Глава II. ДЕТСТВО ДИККЕНСА

Глава II. ДЕТСТВО ДИККЕНСА

Чарльз Диккенс родился 7 февраля 1812 года в Ленд–порте, на острове Портси. Отец его, чиновник морского казначейства, служил в то время недалеко оттуда. Вскоре после появления Чарльза семья переехала ненадолго в Блумсбери, на Норфольк–стрит, а потом — в Чэтем, который стал ему домом и, в сущности, местом рождения. Вся его жизнь, как кентерберийский паломник, идет по широким дорогам графства Кент.

Как я уже сказал, отец его, Джон Диккенс, был чиновником; но этот пустой термин говорит нам мало о положении семьи. Отец Браунинга [14], к примеру, тоже был чиновником и принадлежал к средним классам; но семьи эти различны, как разные цивилизации. Недостаточно сказать, что Браунинг стоял на социальной лестнице много выше Диккенса. Тот слой средних классов, к которому принадлежал Браунинг, в узком, социальном смысле стремился вверх; слой Диккенса скользил вниз. Если бы Браунинг не стал поэтом, он стал бы более крупным чиновником, чем его отец, а сын его — еще богаче и важнее. Если бы Диккенсов не поднял ввысь счастливый случай — гениальность сына, — они катились бы все ниже и ниже; они составляли бы описи, взимали налоги, писали прошения для неграмотных и, наконец, растворились бы в бедном люде.

Однако в раннем детстве Диккенса эта неустойчивость была еще не заметна, особенно для Чарльза.

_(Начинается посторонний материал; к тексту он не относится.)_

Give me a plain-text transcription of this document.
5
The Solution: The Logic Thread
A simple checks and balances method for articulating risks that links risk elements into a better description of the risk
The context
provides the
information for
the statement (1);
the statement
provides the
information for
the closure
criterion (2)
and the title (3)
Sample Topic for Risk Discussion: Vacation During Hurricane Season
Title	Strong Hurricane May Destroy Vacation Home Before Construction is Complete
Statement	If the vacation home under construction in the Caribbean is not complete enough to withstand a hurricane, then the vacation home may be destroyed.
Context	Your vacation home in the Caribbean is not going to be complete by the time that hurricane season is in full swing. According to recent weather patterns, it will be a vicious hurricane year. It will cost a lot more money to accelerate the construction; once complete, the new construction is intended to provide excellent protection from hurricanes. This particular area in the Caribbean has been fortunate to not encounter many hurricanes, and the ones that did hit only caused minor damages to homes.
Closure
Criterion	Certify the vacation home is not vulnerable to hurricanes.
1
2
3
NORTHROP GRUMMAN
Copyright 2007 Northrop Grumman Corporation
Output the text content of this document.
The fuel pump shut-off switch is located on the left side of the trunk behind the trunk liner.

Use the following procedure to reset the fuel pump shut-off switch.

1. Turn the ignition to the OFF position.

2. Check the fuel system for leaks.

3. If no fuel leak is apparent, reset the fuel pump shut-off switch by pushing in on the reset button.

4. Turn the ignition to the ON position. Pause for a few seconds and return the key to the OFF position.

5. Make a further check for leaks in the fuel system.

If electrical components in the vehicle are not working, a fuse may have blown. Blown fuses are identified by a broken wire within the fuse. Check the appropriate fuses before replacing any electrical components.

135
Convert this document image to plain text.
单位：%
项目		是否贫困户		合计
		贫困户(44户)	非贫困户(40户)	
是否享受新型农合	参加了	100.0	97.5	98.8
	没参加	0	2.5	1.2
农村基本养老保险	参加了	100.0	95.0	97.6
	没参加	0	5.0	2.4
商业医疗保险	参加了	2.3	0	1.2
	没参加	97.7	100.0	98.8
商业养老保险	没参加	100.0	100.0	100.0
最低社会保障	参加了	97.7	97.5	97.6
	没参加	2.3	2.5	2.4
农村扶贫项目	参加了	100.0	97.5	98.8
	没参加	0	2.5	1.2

Он родился и рос в раю скромного достатка. В семью он попал (если можно так выразиться), когда ей жилось неплохо, и считал себя в те дни не ведающим лишений сыном зажиточных родителей. Отец, который выпал ему на долю, был из тех, в ком благополучие развивает самые милые, хотя и не самые своеобразные черты. Джон Диккенс, по всей вероятности, казался тогда благодушным добряком, быть может — и краснобаем, не слишком твердым в выполнении обязанностей, особенно — отцовских. Позже, в более тяжкое время, он пренебрегал воспитанием сына из какого–то неосознанного себялюбия; и сын навсегда это запомнил. Но даже тогда, раньше, Джон Диккенс, судя по воспоминаниям, был довольно беспечным отцом. От относился к сыну противоречиво, как все легкомысленные отцы слишком глубокомыслящих детей. Он умудрялся и не замечать его внутренней жизни, и налагать на нее лишние бремена.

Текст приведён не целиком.